The PASS Act also addresses another hurdle many of our students face – the lack of school counselors. Especially in low-income communities, school counselors are often the primary way students learn about the courses and requirements necessary to graduate from high school and enter college. Yet in many schools, one counselor is assigned to work with as many as 485 students. Her bill would provide funding for our nation’s poorest high schools to shift the ratio of counselors to students to a more manageable one counselor to every 150 students.
One of the most troubling things we learned from the foreclosure crisis was how many homeowners lack the basic skills needed to make good financial decisions. As a result, millions of homeowners signed mortgages they didn’t understand – and too many were taken advantage of by predatory lenders. All Americans should have the skills to make sound financial decisions, yet most of our K-12 schools don’t offer even basic financial literacy programs. We can and should do much more to help educate and protect the next generation of homebuyers and consumers.
In 2009, Senator Murray introduced legislation that would make a substantial commitment to improving and expanding financial literacy programs. The bill, the Financial and Economic Literacy Improvement Act of 2009, would invest $250 million to support new personal financial education programs in K-12 schools and colleges. The bill would address the problems adults are facing today, while also helping to ensure that future generations have the skills to avoid the same mistakes.
Our country is home to some of the most innovative workers, schools, and companies in the world. But – as leaders including Bill Gates have pointed out – American high school seniors score near the bottom on math and science tests compared to their peers in other industrialized countries.
If we hope to maintain our nation’s competitiveness into the
next century, we must use all the tools available to strengthen
educational opportunities for K-12 students in science, technology,
engineering, and math – also known as the STEM subjects. Yet federal
funding for math education typically drops off in the high school years,
just when students need help to pursue college and careers in subjects
such as engineering, science, and technology.

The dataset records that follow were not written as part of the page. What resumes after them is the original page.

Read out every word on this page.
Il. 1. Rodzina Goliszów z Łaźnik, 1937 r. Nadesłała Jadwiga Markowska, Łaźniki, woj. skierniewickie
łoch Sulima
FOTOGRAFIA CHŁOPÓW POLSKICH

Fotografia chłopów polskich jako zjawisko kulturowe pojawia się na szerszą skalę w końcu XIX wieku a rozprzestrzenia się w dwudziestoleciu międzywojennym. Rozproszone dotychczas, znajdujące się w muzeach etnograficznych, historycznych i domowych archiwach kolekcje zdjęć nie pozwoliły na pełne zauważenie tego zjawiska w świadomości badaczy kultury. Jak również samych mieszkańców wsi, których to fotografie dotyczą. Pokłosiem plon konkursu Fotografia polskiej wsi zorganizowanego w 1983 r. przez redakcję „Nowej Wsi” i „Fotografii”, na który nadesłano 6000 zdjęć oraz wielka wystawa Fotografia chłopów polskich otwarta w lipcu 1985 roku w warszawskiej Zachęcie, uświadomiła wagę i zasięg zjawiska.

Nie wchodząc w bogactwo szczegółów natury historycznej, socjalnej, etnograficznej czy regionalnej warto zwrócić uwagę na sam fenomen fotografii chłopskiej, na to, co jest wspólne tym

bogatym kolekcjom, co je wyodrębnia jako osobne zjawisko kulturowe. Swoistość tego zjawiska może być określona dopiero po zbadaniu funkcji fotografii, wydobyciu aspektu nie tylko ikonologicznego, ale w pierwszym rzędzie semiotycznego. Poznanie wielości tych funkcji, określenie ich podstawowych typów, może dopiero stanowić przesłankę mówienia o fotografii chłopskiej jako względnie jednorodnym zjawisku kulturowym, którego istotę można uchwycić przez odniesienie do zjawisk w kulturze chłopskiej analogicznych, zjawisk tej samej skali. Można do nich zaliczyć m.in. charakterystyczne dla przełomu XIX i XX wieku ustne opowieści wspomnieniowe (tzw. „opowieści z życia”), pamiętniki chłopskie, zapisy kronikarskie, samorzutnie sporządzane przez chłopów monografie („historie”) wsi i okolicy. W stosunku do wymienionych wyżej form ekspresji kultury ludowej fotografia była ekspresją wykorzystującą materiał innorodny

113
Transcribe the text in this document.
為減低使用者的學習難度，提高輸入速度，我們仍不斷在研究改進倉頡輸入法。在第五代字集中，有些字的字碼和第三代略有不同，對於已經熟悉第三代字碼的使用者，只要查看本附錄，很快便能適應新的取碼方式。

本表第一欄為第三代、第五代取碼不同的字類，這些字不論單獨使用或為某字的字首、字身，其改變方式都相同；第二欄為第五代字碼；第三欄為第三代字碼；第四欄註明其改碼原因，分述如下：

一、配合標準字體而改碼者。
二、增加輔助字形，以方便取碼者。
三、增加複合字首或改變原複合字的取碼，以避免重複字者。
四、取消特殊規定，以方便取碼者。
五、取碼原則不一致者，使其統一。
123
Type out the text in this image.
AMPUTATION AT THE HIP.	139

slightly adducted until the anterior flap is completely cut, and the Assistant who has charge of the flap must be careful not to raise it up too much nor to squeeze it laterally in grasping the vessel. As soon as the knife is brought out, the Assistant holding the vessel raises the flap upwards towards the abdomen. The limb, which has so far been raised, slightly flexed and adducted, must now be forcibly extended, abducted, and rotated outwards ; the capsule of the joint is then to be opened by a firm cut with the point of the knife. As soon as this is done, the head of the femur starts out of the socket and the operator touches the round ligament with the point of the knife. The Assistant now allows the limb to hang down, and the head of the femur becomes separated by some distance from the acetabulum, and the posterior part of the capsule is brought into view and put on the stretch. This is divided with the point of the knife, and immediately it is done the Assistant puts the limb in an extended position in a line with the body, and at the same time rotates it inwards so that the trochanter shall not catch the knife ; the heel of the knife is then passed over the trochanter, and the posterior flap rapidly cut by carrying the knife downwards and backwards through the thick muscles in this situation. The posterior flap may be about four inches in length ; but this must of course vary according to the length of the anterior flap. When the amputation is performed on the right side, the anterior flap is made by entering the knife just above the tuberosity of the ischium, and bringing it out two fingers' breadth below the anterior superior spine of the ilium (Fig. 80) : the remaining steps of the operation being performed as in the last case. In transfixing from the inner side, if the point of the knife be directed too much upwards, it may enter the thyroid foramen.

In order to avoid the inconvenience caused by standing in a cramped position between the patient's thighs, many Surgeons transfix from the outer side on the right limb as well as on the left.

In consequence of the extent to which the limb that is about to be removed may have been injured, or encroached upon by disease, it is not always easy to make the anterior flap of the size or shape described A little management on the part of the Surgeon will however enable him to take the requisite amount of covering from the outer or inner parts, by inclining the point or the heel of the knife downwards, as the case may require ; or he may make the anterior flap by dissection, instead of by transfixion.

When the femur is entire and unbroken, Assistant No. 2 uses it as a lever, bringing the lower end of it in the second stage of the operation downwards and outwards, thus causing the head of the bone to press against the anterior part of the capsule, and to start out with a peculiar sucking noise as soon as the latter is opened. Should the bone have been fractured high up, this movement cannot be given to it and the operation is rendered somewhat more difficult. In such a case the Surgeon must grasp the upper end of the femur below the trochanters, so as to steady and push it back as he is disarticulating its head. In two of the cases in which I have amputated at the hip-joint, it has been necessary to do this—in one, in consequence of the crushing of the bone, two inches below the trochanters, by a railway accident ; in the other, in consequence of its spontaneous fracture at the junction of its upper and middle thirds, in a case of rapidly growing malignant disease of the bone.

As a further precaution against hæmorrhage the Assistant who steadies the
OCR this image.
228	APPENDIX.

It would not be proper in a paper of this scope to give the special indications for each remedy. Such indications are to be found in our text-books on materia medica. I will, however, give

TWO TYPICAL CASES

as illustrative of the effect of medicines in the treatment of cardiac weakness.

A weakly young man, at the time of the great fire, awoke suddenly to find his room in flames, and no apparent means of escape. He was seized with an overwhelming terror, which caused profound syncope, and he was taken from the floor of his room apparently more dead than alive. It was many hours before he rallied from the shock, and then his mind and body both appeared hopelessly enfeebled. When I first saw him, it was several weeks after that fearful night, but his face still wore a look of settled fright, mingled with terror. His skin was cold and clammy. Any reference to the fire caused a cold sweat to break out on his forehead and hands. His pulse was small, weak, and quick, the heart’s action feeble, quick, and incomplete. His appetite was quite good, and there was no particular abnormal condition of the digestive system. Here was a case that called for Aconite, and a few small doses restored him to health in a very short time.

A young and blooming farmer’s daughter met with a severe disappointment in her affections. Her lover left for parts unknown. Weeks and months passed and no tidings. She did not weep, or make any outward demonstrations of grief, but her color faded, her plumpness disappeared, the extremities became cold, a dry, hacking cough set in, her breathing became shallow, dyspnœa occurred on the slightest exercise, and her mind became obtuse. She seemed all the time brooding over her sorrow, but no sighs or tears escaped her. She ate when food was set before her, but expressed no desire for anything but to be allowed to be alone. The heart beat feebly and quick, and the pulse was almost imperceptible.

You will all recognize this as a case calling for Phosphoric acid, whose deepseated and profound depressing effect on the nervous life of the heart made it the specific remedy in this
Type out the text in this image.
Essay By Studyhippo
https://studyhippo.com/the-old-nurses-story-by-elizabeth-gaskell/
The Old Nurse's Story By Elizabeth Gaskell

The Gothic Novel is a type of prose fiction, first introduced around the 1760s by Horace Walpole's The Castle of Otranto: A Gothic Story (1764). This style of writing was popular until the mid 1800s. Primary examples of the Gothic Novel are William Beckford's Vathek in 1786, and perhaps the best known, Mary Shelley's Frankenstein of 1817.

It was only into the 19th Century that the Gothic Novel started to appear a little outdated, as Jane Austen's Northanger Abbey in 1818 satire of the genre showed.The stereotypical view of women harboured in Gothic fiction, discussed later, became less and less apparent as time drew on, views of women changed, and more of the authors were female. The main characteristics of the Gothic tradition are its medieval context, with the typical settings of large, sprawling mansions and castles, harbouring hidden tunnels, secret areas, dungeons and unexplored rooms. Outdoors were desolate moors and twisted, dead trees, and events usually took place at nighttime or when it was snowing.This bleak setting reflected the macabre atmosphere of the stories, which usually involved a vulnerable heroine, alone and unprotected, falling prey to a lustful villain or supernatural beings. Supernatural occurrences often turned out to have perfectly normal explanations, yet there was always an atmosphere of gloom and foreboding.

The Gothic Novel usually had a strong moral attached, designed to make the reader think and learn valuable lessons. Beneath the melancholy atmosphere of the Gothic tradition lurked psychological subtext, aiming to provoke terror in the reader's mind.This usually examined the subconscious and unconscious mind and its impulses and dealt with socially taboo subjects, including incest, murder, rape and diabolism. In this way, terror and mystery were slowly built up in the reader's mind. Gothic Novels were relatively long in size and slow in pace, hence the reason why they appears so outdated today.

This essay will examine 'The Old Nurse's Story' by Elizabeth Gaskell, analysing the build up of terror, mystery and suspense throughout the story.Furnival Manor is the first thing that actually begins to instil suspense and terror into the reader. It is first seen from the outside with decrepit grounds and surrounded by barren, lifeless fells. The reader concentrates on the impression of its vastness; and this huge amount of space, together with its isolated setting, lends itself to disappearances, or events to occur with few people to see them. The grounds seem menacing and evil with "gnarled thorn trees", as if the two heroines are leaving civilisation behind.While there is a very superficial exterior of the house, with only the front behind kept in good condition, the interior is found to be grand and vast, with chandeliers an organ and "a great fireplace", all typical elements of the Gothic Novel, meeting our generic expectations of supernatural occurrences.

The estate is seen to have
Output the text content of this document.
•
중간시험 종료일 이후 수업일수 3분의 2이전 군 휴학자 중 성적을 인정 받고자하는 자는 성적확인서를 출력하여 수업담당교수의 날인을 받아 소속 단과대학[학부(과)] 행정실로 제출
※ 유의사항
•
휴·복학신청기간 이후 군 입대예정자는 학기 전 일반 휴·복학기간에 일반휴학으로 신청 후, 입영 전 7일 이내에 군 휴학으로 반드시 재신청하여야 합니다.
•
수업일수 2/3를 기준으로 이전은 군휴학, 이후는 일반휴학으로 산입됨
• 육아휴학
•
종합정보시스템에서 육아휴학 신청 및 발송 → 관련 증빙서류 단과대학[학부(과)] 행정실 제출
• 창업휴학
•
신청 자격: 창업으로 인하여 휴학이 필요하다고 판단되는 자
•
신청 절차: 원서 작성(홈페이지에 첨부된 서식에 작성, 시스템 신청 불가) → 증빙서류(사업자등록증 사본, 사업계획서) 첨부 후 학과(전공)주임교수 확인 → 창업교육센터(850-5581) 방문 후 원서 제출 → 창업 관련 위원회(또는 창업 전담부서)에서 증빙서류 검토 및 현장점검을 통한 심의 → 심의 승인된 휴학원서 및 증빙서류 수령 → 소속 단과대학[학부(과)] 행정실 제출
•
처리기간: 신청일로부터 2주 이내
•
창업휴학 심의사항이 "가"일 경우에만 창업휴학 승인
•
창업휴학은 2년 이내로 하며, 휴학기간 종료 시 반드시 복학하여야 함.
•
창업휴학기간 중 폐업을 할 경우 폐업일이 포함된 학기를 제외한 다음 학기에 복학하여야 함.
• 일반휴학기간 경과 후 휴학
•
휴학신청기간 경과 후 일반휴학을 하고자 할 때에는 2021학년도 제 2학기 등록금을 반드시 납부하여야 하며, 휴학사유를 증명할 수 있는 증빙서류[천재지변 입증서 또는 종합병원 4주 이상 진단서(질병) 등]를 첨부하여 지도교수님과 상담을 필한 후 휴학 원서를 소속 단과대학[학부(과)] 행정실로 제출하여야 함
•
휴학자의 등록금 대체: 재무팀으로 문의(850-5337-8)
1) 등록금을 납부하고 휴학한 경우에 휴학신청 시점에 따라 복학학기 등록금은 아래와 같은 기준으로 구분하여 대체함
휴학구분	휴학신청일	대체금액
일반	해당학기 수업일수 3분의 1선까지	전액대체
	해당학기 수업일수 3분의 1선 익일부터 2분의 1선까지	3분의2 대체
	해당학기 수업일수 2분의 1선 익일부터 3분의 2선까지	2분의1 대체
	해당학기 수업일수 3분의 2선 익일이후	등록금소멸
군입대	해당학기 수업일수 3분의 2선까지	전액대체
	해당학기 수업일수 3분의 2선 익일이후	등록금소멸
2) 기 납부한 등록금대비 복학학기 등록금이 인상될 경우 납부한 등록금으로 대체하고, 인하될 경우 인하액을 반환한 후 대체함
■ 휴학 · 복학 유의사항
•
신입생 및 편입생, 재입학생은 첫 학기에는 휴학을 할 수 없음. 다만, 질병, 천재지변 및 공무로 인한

Senator Murray was a strong supporter of the America Creating Opportunities to Meaningfully Promote Excellence in Technology, Education, and Science Act (America COMPETES) of 2007, which is helping to increase research investment, strengthen opportunities in STEM subjects, and develop a stronger national infrastructure to foster innovation. She was proud that her Math Skills Act was included in the law. It creates a competitive grant program that will improve math instruction, curriculum, and material for secondary school students. And it will help high schools hire math coaches to provide targeted support for math teachers and their students. The provision, which complements elementary and middle school provisions in the bill, authorized $95 million in three-year grants to states and districts.
Our students need to have experience with the latest technology in order to be ready to compete in the global economy. Senator Murray has worked to ensure schools have the funding to promote innovative uses of technology in the classroom. As a member of the HELP Committee, she has helped shape legislation that provides teachers with technology training and revamps technology-related provisions within No Child Left Behind. She is an original cosponsor of the Achievement through Technology and Innovation (ATTAIN) Act, which would enhance the networks currently in place to ensure our nation’s students are technologically literate.